How to useChatGPTDrawingHow to ensure the consistency of the characters?
The output of DALL-E that comes with chatgpt is unstable, including unstable character consistency and unstable aspect ratio. Today, I will teach you the simplest way to achieve stable aspect ratio and character consistency, so that you can easily start hand-drawn book content production, lower the threshold, and quickly get positive and negative feedback.
1. Problem Controlling Aspect Ratio
Those of you who have used Midjourney know that we can control the size of the image we want with the -ar command, which doesn't seem to work so well in DALL-E.
Currently, DALL-E supports 3 resolutions:
- Square (1024×1024): this is the default resolution, the system automatically outputs this size if the prompt word has no special requirements.
- Horizontal (1792 x 1024): suitable for landscapes, panoramas or any image that requires horizontal orientation and is suitable for use in the production of horizontal content.
- Vertical (1024 x 1792): best suited for full body portraits, tall structures or any image that requires a vertical orientation for vertical content production.
- So how do you write prompt words to stably generate the desired image size? Start from scratch~
First I have no ideas, let gpt generate ideas for me.

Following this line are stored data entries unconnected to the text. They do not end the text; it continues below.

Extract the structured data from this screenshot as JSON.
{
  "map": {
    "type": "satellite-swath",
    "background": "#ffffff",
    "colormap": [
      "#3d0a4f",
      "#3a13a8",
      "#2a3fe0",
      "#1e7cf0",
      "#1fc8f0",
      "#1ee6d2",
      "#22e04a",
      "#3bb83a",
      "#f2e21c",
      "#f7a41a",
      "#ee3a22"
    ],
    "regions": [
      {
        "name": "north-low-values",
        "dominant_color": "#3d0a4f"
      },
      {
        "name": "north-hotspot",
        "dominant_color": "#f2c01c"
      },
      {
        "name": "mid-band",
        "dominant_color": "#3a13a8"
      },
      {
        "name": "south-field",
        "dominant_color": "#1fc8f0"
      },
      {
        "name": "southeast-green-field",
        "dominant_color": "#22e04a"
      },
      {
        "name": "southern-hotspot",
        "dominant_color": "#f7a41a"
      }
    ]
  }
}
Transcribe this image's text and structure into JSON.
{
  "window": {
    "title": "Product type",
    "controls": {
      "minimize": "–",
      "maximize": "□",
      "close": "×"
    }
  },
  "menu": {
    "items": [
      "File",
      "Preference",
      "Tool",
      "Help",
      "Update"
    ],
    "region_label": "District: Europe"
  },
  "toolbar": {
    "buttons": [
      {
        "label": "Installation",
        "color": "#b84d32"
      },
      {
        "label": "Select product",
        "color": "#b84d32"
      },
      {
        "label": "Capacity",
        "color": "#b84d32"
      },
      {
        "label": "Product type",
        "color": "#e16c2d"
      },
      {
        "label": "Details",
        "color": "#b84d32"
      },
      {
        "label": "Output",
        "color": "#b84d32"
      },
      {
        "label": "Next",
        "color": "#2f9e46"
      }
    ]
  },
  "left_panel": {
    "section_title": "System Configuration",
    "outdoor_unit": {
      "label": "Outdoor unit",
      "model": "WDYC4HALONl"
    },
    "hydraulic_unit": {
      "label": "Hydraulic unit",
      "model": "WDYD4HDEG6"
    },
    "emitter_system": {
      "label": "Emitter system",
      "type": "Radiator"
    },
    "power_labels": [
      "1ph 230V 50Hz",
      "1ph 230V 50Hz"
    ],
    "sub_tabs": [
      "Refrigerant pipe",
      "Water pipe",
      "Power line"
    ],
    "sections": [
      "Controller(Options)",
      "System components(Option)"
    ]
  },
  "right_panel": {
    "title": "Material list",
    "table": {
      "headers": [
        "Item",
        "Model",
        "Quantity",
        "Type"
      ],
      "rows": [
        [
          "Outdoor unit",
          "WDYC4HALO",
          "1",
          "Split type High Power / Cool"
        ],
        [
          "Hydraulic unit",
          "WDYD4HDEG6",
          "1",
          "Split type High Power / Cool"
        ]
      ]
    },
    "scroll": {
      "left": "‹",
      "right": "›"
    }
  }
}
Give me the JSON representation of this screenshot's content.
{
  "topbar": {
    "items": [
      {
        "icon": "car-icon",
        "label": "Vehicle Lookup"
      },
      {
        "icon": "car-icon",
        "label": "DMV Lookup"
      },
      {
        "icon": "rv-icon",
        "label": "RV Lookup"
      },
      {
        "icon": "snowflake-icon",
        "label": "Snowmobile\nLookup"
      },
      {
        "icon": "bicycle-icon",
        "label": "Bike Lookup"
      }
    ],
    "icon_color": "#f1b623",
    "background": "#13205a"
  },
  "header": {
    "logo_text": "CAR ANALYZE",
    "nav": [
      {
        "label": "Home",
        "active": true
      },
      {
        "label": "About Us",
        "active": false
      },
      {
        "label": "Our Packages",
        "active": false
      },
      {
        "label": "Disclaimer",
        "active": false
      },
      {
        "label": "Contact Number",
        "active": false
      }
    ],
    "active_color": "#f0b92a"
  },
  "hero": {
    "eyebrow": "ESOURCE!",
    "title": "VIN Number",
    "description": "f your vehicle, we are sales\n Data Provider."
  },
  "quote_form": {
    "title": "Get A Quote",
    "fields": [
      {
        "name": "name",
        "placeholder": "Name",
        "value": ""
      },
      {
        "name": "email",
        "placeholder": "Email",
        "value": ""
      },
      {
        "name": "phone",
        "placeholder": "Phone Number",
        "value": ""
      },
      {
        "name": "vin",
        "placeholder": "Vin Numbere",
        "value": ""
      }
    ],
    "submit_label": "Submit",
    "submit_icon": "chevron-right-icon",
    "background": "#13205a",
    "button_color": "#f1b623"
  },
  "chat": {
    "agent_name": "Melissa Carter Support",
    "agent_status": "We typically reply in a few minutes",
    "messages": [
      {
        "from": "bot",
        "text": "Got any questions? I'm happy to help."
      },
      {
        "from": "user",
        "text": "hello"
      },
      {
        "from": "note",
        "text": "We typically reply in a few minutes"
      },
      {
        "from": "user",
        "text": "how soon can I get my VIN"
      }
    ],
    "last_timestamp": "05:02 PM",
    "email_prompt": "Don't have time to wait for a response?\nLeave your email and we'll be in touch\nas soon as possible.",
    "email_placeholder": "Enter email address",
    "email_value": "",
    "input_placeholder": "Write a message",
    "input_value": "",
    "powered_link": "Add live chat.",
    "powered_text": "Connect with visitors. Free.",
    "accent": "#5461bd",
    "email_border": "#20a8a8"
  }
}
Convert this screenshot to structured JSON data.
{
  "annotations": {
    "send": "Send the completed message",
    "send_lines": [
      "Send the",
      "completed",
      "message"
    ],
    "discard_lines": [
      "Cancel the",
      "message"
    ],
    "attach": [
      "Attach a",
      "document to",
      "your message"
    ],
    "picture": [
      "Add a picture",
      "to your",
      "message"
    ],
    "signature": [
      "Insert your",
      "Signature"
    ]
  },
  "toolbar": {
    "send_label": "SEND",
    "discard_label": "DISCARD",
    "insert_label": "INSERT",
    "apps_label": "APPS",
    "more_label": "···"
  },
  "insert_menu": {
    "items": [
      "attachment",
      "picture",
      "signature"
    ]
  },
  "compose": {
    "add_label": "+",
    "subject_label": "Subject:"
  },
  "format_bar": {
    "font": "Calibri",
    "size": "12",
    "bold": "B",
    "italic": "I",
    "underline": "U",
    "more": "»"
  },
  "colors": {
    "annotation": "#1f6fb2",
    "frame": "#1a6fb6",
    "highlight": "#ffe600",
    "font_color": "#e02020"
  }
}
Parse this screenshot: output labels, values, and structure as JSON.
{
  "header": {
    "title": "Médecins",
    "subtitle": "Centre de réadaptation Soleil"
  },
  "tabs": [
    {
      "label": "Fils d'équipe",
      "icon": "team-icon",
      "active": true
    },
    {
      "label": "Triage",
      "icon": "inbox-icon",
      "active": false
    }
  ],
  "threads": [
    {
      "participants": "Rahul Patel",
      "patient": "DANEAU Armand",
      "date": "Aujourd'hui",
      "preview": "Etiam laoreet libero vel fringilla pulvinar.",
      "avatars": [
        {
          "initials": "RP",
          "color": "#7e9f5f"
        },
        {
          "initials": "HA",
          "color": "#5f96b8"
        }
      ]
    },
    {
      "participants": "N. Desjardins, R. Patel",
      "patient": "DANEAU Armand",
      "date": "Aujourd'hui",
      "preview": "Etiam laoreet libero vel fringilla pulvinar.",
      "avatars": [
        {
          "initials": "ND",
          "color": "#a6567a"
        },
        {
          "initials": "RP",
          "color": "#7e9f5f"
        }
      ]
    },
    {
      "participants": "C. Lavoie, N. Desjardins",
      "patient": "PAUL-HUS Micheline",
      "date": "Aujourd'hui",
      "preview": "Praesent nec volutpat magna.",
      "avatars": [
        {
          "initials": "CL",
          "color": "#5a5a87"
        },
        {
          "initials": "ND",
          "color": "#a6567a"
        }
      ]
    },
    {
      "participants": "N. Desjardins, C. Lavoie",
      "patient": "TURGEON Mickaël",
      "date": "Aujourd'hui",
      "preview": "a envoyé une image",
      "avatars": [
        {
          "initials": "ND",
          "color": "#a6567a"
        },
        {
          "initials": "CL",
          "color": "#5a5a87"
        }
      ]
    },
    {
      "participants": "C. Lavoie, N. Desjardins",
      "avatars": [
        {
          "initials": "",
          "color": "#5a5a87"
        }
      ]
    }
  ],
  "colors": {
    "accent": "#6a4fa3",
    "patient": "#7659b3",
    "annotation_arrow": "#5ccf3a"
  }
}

Just let him output the picture according to prompt 2~

As you can see, the direct generation is 1024×1024 square images, so how to make him into a horizontal screen? Add a keyword: full body portrait (全身照) or vertical images (竖向图)

As you can see, the 1024×1792 vertical image has been generated stably, how to generate the horizontal image? Use the keyword: wide images

At this point, the problem of image size stability is solved.
2. How to solve the problem of character consistency?
Method 1: The style of images generated in the same latent space can remain consistent.
In layman's terms, it means to let dall-e generate a multi-grid image. For example:



After that, crop and enlarge the high-definition image, and you can start creating.
Method 2:
If you want to control the performance of each graph, you can use the following method:
Use prompt words: upper left, lower left, upper right, lower right layout segmentation
Please note that this is one image, not the four images that DALL-E 3 generates by default.
Prompt word template: [Medium] [Layout] [Upper left description] [Upper right description] [Bottom left description] [Bottom right description]

Finally, by analogy, can you let dall-e generate a story in one go?

The layout of the picture determines the size, multiple grids plus the description of the layout, can you still say that the consistency is not good? Or do you think it is difficult to split and enlarge it?
Of course, the gameplay shown in the picture above can be extended to many other ways. For example, is it possible to make several pictures into frame pictures of a person dancing, and then edit them after processing?
For example, is it possible to generate a frame-by-frame image of a person or a celebrity's facial expression, from calm to big to crying, and so on?
For example, is the entire process of a dragon opening its mouth and breathing fire possible?
Of course, the gameplay of dall-e is far more than that. Go ahead and explore it, young man. AI is a tool, and the tool allows you to fiddle with it at will. As for how to apply it to money-making scenarios, this is the key.